May 24, 2007

Snapshot

I think one of the problems with blogging is that it only captures you in a moment. It's like a polaroid of you smiling as you blow out the birthday candles, right before your face gets shoved into the cake.

I've said before, I blog to vent, I blog to process, I blog to just get all the *yeck* out so I can go on with my day. I know this month has been a downer. I haven't felt great for multiple reasons for most parts of most days, but it's notlike I don't have those redeeminf moments in my life, the instances where I am grateful to be alive and healthy and surrounded by people I care about.

Like this morning when I woke Taryn up to nurse, and before her eyes were even open, she was pointing, her little crooked finger sticking out towards the wall, towards whatever, just pointing, because that's what she does best right now.

Or after lunch, cracking up with Ally in the stairway about some dumb story or crazt sex-scapade, or making fun of people at work and clients, and generally just beign jolly as shit before we get back to the grind.

Or sitting on my porch having wine with Teresa, just catching up and appreciating being with someone to knows me so well and is so happy and doing wonderfully right now, even though she's really going through it.

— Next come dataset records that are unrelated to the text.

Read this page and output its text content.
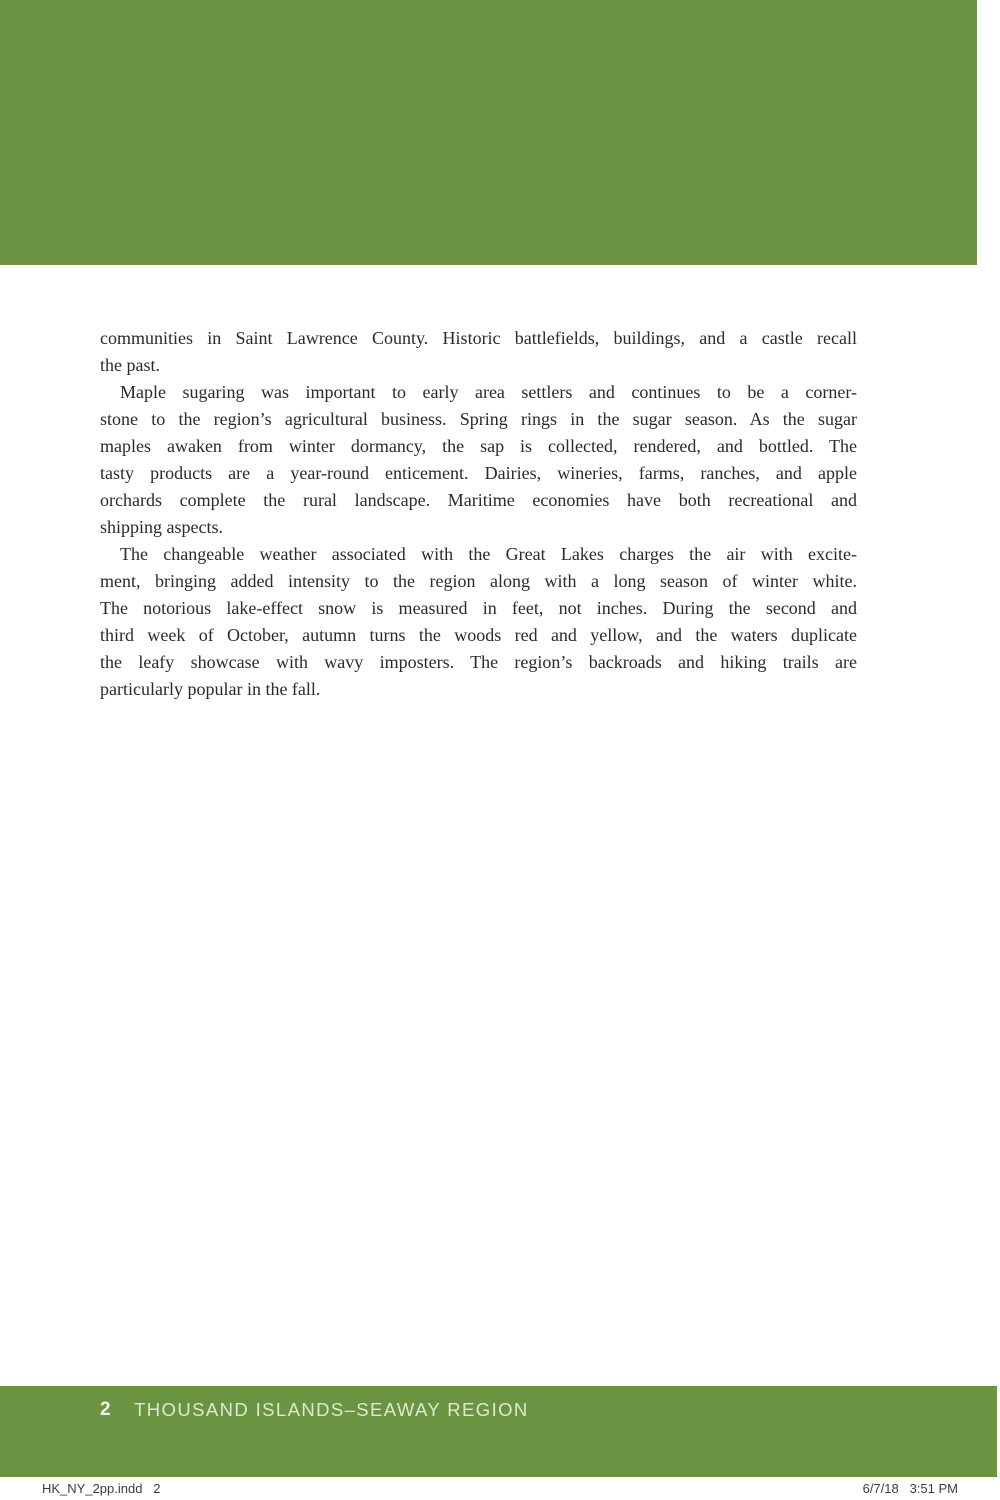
communities in Saint Lawrence County. Historic battlefields, buildings, and a castle recall
the past.
Maple sugaring was important to early area settlers and continues to be a corner-
stone to the region’s agricultural business. Spring rings in the sugar season. As the sugar
maples awaken from winter dormancy, the sap is collected, rendered, and bottled. The
tasty products are a year-round enticement. Dairies, wineries, farms, ranches, and apple
orchards complete the rural landscape. Maritime economies have both recreational and
shipping aspects.
The changeable weather associated with the Great Lakes charges the air with excite-
ment, bringing added intensity to the region along with a long season of winter white.
The notorious lake-effect snow is measured in feet, not inches. During the second and
third week of October, autumn turns the woods red and yellow, and the waters duplicate
the leafy showcase with wavy imposters. The region’s backroads and hiking trails are
particularly popular in the fall.
2 THOUSAND ISLANDS–SEAWAY REGION
HK_NY_2pp.indd   2	6/7/18   3:51 PM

Or emailing with my mom to get together this weekend to just spend time with the three of us, my daughter, my mom and I which always regenerizes my soul.

Or standing in the kitchen with P's arms wrapped around me, my face buried in his neck. The one place in the world I feel the safest when everything else feels so unsteady.

Or joking with Johana abotu dying her hair too light and discussing when she'll get her tongue pierced and when her man-friend is going to come visit her. Re-telling the stories of funny and cute things T-Boog did today, and even the minute details like when she slept, if she pooped, what she ate, that I revel in daily.

All these simple pleasures today, and I thank God for each one. It's not all bad, and really, most things are great. I just use this space to get the evil out of me so that I can enjoy these everyday interactions that make me who I am, and help me to appreciate what I have in life.